There is plenty of room for improvement along with rebalancing. Cutting out wasteful, inefficient and redundant programs is an obvious first step. Shifting our spending from consumption to investment-based programs will have medium-and long-term benefits for the economy. Fundamental tax reform—with a strong emphasis on broadening the base by reducing tax expenditures, will be essential.
 
So where do we go from here? The Domenici-Rivlin group plans to release our report this fall. I dare say it will be full of specific policies that reflect the kinds of tough choices we have to make to set the country on a better path.
 
Peterson-Pew is now working on a companion proposal, to be released this fall.
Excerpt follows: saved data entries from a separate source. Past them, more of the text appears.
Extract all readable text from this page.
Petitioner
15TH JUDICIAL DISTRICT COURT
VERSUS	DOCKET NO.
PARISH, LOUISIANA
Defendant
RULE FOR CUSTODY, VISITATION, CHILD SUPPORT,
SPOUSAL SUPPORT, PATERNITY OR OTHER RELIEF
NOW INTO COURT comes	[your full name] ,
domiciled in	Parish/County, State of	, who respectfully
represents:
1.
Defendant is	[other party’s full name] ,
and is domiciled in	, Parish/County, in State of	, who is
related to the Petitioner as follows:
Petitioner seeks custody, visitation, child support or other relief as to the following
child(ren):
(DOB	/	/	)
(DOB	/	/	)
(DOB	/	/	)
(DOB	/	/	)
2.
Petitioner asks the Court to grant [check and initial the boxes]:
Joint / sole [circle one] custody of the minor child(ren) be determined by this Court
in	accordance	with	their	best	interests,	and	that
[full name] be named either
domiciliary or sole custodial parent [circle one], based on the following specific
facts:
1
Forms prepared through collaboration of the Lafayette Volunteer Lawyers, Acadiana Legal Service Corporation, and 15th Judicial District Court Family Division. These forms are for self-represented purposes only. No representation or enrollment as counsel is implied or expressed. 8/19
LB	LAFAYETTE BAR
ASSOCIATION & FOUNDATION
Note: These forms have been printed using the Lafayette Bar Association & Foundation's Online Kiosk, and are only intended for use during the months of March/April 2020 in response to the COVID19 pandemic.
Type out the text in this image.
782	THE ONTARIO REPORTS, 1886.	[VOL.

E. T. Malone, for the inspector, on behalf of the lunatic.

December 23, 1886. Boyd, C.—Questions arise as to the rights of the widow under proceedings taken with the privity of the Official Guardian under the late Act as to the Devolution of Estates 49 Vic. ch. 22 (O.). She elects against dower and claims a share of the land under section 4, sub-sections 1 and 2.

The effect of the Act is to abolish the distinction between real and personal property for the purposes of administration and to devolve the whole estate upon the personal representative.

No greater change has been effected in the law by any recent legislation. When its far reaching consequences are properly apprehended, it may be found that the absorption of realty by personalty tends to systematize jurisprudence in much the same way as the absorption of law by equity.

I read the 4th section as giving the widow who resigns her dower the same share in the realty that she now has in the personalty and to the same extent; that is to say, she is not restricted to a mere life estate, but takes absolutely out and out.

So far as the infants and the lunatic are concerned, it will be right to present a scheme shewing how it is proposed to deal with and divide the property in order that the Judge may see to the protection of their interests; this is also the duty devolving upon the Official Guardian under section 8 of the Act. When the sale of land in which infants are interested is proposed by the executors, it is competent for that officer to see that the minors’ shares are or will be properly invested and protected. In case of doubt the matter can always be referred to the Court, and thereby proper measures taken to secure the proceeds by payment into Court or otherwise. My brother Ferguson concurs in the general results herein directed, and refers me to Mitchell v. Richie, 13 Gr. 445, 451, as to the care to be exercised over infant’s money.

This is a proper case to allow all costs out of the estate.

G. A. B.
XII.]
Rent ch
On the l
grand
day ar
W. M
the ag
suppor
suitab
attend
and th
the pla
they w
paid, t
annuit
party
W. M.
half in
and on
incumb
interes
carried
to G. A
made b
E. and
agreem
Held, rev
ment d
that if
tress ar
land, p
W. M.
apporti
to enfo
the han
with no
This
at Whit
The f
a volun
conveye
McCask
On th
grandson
In this volume, we will focus on a number of budget process changes including instituting fiscal targets committed to by both the White House and Congress, along with annual debt targets to provide a glide path to the stabilization goal. Additionally, we will recommend a long-term target that will bring the debt down further, yet be flexible enough to accommodate economic cycles and emergencies.
 
The commission is leaning towards an enhanced use of automatic budgetary triggers which would be used to keep policymakers on track in coming up with budget plans to meet their fiscal goals and then staying on track once they are in place.
 
And finally, the report will include a number of improvements to the budget process to make the process more transparent to 1) reduce short-term budgeting, 2) highlight budget trade-offs, and 3) improve fiscal outcomes
 
I will end by saying there are an infinite number of ways to achieve the fiscal goals we are examining. The Committee for a Responsible Federal Budget has developed a Stabilize the Debt simulator as part of the Peterson-Pew effort, which allows people to pick the policies they would use to get there. http://crfb.org/stabilizethedebt/ (I have brought each of you your own personal simulator you can play in your office.) The results have been gratifying. People are willing to make the tough choices. We are tracking the results to share with policymakers and the public, and there are 35 options –totally about $600 billion in savings in 2018, that have received over 50% support. Not bad.
 
The point is that the requisite changes are large and tough. But the public appears willing to make them. Thus while the task before this commission is incredibly hard, and ironing out the different values and priorities of the members is a true challenge, voters appear ready to sign on, and it is without question what we have to do for the sake of the future economic well-being of the country.  
 
All of the outside groups I mentioned today—as well as many others—stand willing to assist in any way we can. You have been given a large, and exceedingly important task. Given our debt trajectory, developing a plan to address it is the single most important thing we must do to assure the long-term strength of our economy and well-being for future generations. Thank you for your work on this important task.